The first has been the weaponization of energy as a tool of Russian statecraft. In recent weeks, Moscow sat idle as spiking natural gas demand in Europe pushed prices into record territory, even though Russia had some capacity to increase supply. Instead, Moscow appears to have used natural gas supply to pressure Europe to approve the Nord Stream 2 gas pipeline. Only in the last two weeks did Russia finally increase supplies delivered through existing pipelines to Europe, relieving some of the price pressure. Nonetheless, Moscow’s willingness to use energy as a weapon once again has left an enduring impression.
The second is the use of migrants to destabilize countries across northeastern Europe. Russia’s proxy, Belarus, recently unleashed thousands of migrants from Syria, Iraq and elsewhere across its borders with Lithuania, Poland and Latvia. Although Belarus’s dictator, Alexander Lukashenko, maintains an awkward relationship with the Kremlin, his dependence on Russia makes it highly unlikely that he is acting completely on his own and without Moscow’s implicit approval.
Although NATO has limited tools to handle hybrid threats such as energy blackmail or weaponized migrants, it does have the capability and capacity to respond to conventional military threats. In fact, NATO boasts the NRF can be quickly tailored to meet a variety of military missions anywhere in the world.
However, since the NRF’s inception, NATO has been very reluctant to use it. Aside from Afghan election support (2004), Athen’s Olympic security (2004), and disaster relief in Pakistan and the United States (both in 2005), the NRF has seen little action. Most inexplicably, it played no role in reinforcing the Baltic states, Poland or Romania in response to Russia’s invasion of Ukraine and its annexation of Crimea in 2014.
Although the NRF is clearly the right tool for the job, it’s not clear NATO will call upon it.
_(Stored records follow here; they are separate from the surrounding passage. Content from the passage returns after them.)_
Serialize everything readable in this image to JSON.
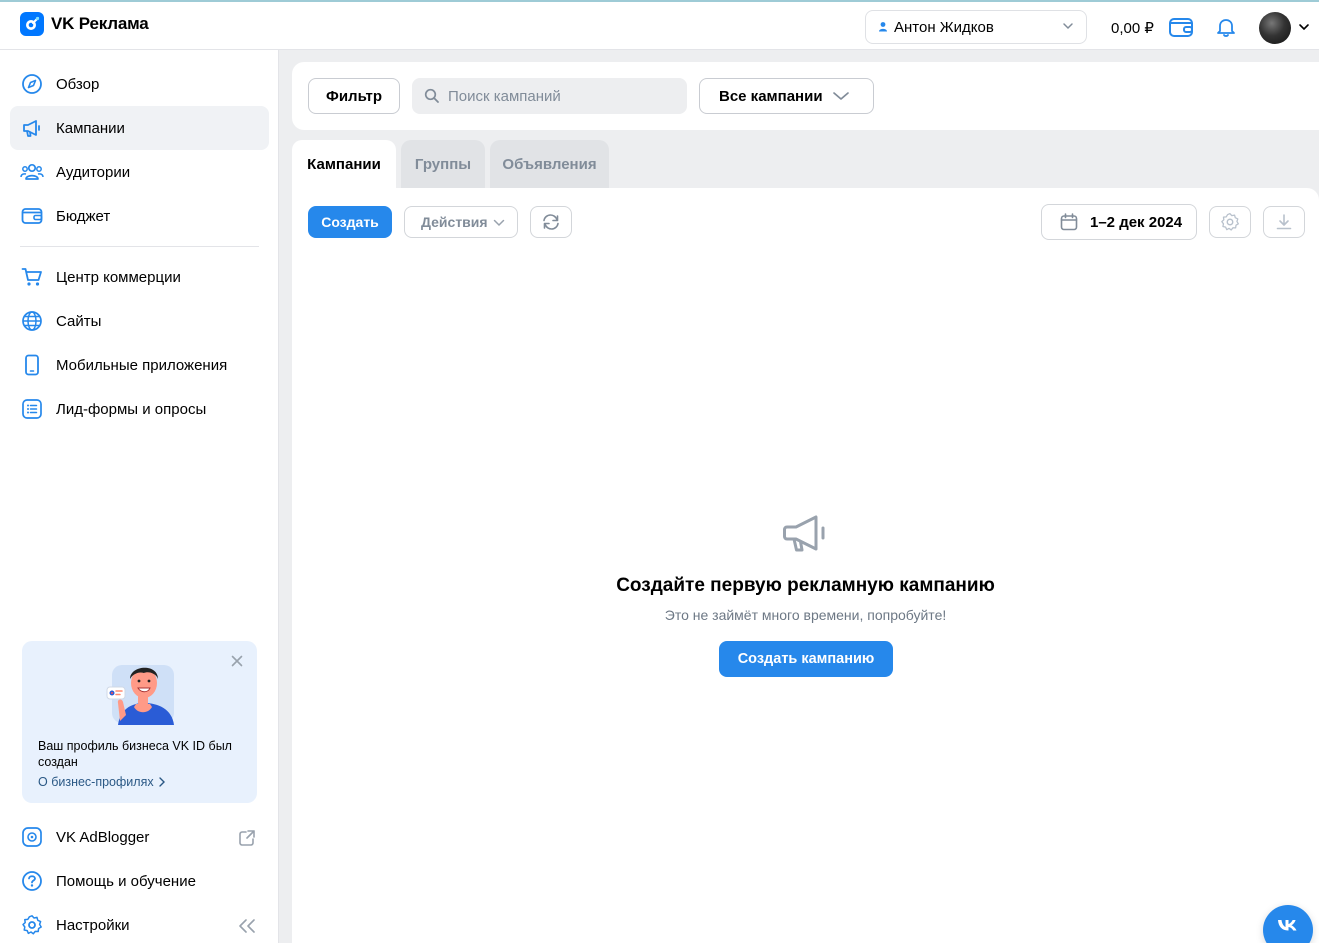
{
  "app": {
    "name": "VK Реклама"
  },
  "header": {
    "account_name": "Антон Жидков",
    "balance": "0,00 ₽"
  },
  "sidebar": {
    "items": [
      {
        "label": "Обзор",
        "icon": "compass-icon",
        "active": false
      },
      {
        "label": "Кампании",
        "icon": "megaphone-icon",
        "active": true
      },
      {
        "label": "Аудитории",
        "icon": "users-icon",
        "active": false
      },
      {
        "label": "Бюджет",
        "icon": "wallet-icon",
        "active": false
      },
      {
        "label": "Центр коммерции",
        "icon": "cart-icon",
        "active": false
      },
      {
        "label": "Сайты",
        "icon": "globe-icon",
        "active": false
      },
      {
        "label": "Мобильные приложения",
        "icon": "phone-icon",
        "active": false
      },
      {
        "label": "Лид-формы и опросы",
        "icon": "list-icon",
        "active": false
      }
    ],
    "promo": {
      "text": "Ваш профиль бизнеса VK ID был создан",
      "link": "О бизнес-профилях"
    },
    "bottom_items": [
      {
        "label": "VK AdBlogger",
        "icon": "adblogger-icon"
      },
      {
        "label": "Помощь и обучение",
        "icon": "help-icon"
      },
      {
        "label": "Настройки",
        "icon": "gear-icon"
      }
    ]
  },
  "filterbar": {
    "filter_label": "Фильтр",
    "search_placeholder": "Поиск кампаний",
    "campaign_select": "Все кампании"
  },
  "tabs": [
    {
      "label": "Кампании",
      "active": true
    },
    {
      "label": "Группы",
      "active": false
    },
    {
      "label": "Объявления",
      "active": false
    }
  ],
  "toolbar": {
    "create_label": "Создать",
    "actions_label": "Действия",
    "date_range": "1–2 дек 2024"
  },
  "empty_state": {
    "title": "Создайте первую рекламную кампанию",
    "subtitle": "Это не займёт много времени, попробуйте!",
    "cta": "Создать кампанию"
  },
  "colors": {
    "accent": "#2688eb",
    "brand": "#0077ff",
    "background": "#edeef0"
  }
}
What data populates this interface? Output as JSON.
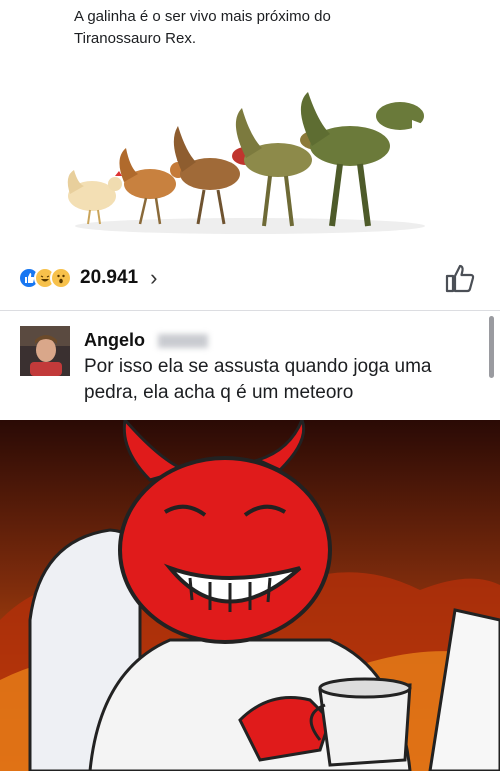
{
  "post": {
    "text": "A galinha é o ser vivo mais próximo do Tiranossauro Rex.",
    "image_icon": "chicken-to-trex-evolution-illustration"
  },
  "reactions": {
    "icons": [
      "like-icon",
      "haha-icon",
      "wow-icon"
    ],
    "count": "20.941",
    "chevron": "›"
  },
  "comment": {
    "author": "Angelo",
    "text": "Por isso ela se assusta quando joga uma pedra, ela acha q é um meteoro"
  },
  "colors": {
    "facebook_blue": "#3b5998",
    "like_blue": "#1877f2",
    "reaction_yellow": "#f7c14b",
    "devil_red": "#e01b1b"
  }
}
One potential stumbling block is that the NRF — like nearly everything else in NATO — requires consensus; and some allies, such as France, have been reluctant to see the alliance make full use of this capability. As alliance membership has grown, achieving consensus on deploying the NRF has only become more difficult.
Nonetheless, the NRF ought to be the centerpiece of NATO’s conventional military response to Russian aggression in Eastern Europe, even as allied officials simultaneously work economic and diplomatic efforts. At a time when Washington is eager to see allies step up their role in providing security and stability as the United States devotes increasing resources and attention to China, it makes little sense to leave this European tool in the toolbox during a European crisis.
John R. Deni is a research professor at the U.S. Army War College’s Strategic Studies Institute and a nonresident senior fellow at the Atlantic Council. He is the author of “Coalition of the unWilling and unAble: European Realignment and the Future of American Geopolitics.” The views expressed in this commentary are his own.